Pendant son séjour à Reykjavik, chaque jour lorsqu’il se rendait à la galerie I8, pour faire son stage des Beaux-arts de Montpellier, Pierre Peres regardait le magnifique paysage islandais et la montagne Esja s’élevant au-delà des eaux. C’est là que commença la Voix des Cimes, série de quatre vidéos qui peuvent se voir indépendamment ou en installation.

En parallèle à son travail dans la galerie, Pierre Peres souhaitait développer des projets de création légers. Plasticien et amateur de musique, cherchant à joindre ses deux centres d’intérêt, il a tiré parti de ses nombreuses excursions dans l’île pour choisir des points de vue, s’installer devant et poser son appareil photo quelques mètres derrière lui et filmer de très courtes performances sonores.

Face à un de ses paysages grandioses de monts et de collines, on l’y voit tourner la tête de gauche à droite, cependant qu’il chante une ligne mélodique dont on comprend rapidement qu’elle suit celle des crêtes. La vidéo se termine quand il a fini de les interpréter.

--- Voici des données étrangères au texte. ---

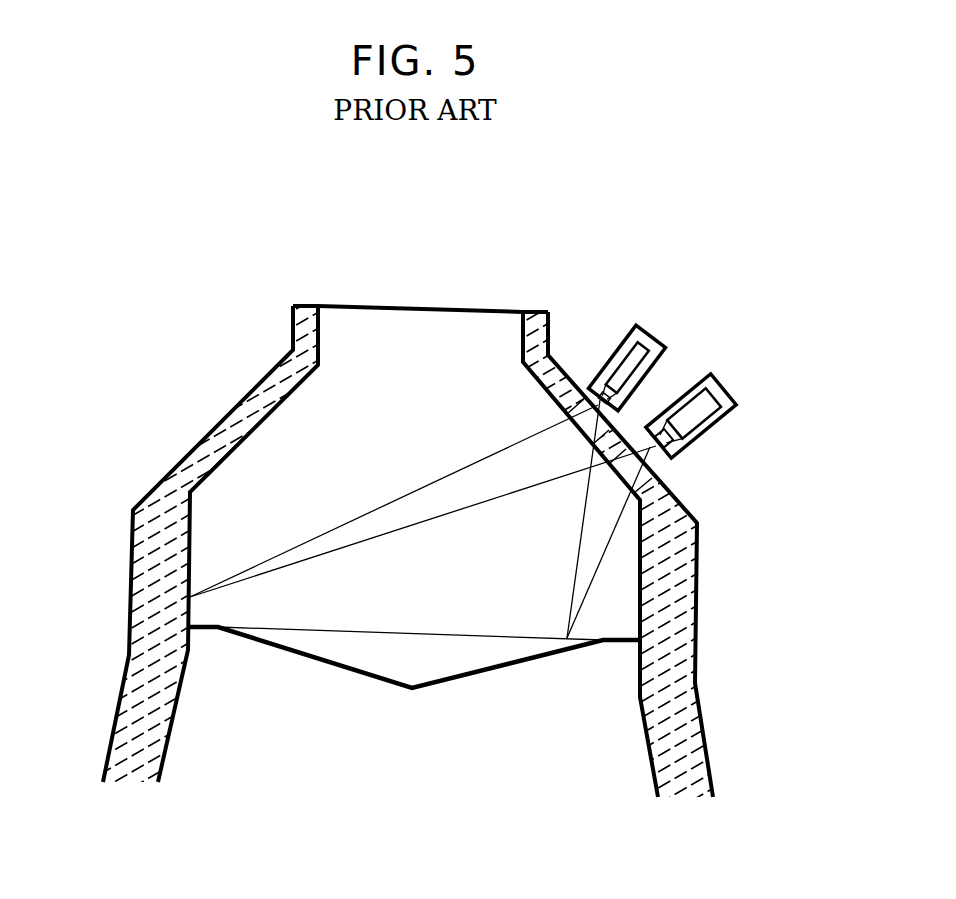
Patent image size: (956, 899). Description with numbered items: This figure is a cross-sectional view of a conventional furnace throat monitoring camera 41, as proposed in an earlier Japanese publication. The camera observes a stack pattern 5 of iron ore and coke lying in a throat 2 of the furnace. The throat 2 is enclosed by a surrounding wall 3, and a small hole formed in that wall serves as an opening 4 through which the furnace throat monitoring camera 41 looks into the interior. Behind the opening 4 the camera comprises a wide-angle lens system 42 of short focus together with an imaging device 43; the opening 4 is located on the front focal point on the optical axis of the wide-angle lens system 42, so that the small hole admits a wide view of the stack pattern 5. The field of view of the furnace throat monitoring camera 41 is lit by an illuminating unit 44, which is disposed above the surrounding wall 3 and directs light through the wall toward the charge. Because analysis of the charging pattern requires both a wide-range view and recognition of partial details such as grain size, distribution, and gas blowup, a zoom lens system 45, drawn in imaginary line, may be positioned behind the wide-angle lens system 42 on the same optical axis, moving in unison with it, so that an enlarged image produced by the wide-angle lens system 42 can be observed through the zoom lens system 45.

The throat 2 is at (453, 335).
The surrounding wall 3 is at (697, 622).
The opening 4 is at (612, 487).
The stack pattern 5 is at (308, 656).
The furnace throat monitoring camera 41 is at (716, 398).
The wide-angle lens system 42 is at (681, 458).
The imaging device 43 is at (714, 421).
The illuminating unit 44 is at (644, 332).
The zoom lens system 45 is at (683, 408).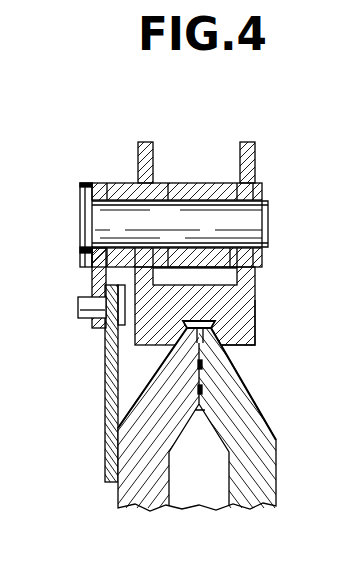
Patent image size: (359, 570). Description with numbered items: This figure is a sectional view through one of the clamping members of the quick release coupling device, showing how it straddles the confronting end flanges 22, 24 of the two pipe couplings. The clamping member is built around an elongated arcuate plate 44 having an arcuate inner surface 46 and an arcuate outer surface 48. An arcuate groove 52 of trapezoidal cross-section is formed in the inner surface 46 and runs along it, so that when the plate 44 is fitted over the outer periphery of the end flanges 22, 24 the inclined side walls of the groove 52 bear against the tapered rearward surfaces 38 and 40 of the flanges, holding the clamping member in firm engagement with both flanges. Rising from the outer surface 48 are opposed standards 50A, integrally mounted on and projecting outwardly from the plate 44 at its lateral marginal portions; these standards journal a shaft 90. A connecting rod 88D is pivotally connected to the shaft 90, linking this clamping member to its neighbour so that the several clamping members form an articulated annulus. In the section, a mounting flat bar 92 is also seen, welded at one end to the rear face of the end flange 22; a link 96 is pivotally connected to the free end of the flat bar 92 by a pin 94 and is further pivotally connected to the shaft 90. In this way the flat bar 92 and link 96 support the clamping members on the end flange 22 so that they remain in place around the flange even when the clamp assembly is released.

The standards 50A is at (146, 142).
The connecting rod 88D is at (186, 183).
The shaft 90 is at (255, 213).
The link 96 is at (98, 282).
The pin 94 is at (78, 302).
The tapered rearward surface 38 is at (128, 354).
The mounting flat bar 92 is at (112, 387).
The end flange 22 is at (130, 421).
The outer surface 48 is at (255, 268).
The arcuate plate 44 is at (255, 298).
The arcuate groove 52 is at (205, 311).
The inner surface 46 is at (243, 348).
The tapered rearward surface 40 is at (228, 345).
The end flange 24 is at (257, 466).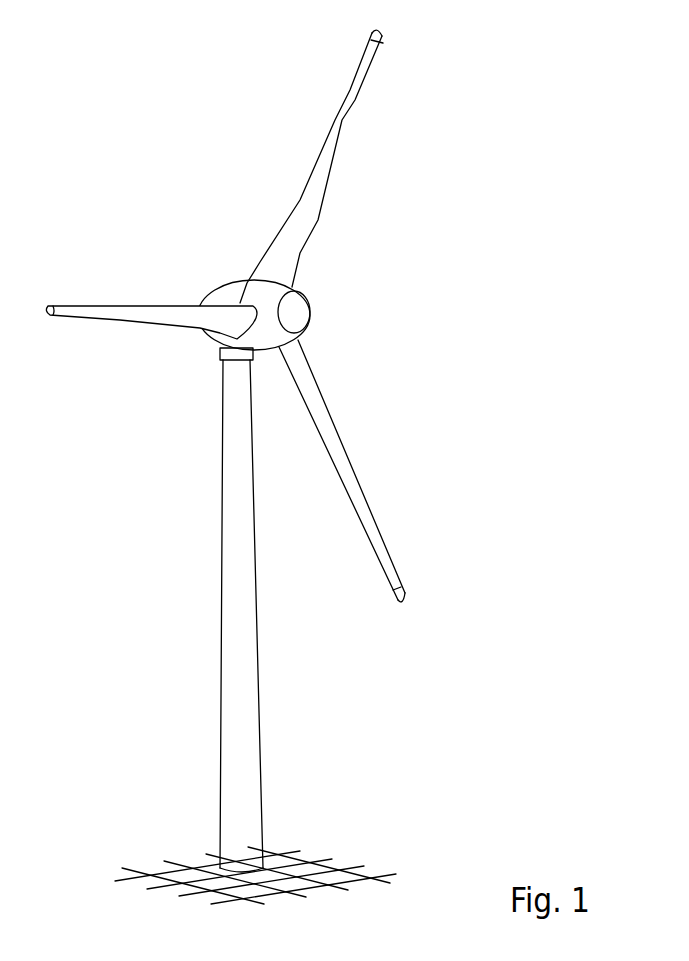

Parfois il ne chante qu’une montagne, parfois plusieurs. Les reliefs bien découpés, avec cassures nettes et paliers sont plus faciles à chanter, les courbes qui s’infléchissent doivent être rendues par des glissendi, plus difficiles à effectuer. Tous sont des supports et des aides à l’improvisation. Par la mise en partition, Pierre Peres a appris à distinguer les skylines selon leur « chantabilité », leur facilité d’interprétation et les chemins sonores inédits qu’ils ouvrent.

Élan questionnant

Comme d’autres partitions non-conventionnelles, les « partitions du réel » sont difficiles à interpréter. Il faut imaginer les intentions artistiques de leur auteur, mais aussi comprendre pourquoi il a choisi et « saisi » ce « réel », pourquoi il l’a remarqué et constitué comme tel, par quels hasards de la vie, de sa vie, pourquoi il a fait cela et de cette manière, en introduisant tel ou tel décalage.

Ces partitions sont des outils pour interroger le « réel » présenté dans sa « mise en partition », comprendre quelles sont ses caractéristiques, spécificités et en quoi il permet d’inventer de nouvelles musiques.

Cela pose des questions sur le mode de création par partition/interprétation(s), sur le rapport aux normes et conventions musicales, ou simplement sur les usages et habitudes qui sous-tendent les pratiques créatives.

En particulier, cela montre que la « mise en partition » est moins affaire de « saisie » que de décalage : choisir et constituer son objet, le présenter d’une certaine manière (avec dessins, vidéos, photos, installation, etc.) pour qu’il soit rejoué, avec un écart, par un autre « langage » (en général, du visuel au sonore, mais il y a beaucoup d’autres cas de figure).

Enfin, on peut se demander si ce type de partition fonctionne sur un « système de signes ». Certes les failles du trottoir de Rue de Noisy le Sec pour quatuor à cordes sont annotées, les formes blanches de Mercuriales sont analysées et distinguées, les skylines joués comme pris dans des portées… Mais il me semble que les éléments sont trop flous, ambigus et changeants pour fonctionner comme des signes. Peut-être en sont-ils seulement l’espoir, pour fournir l’élan initial d’une interprétation qui se déploiera ensuite assez librement.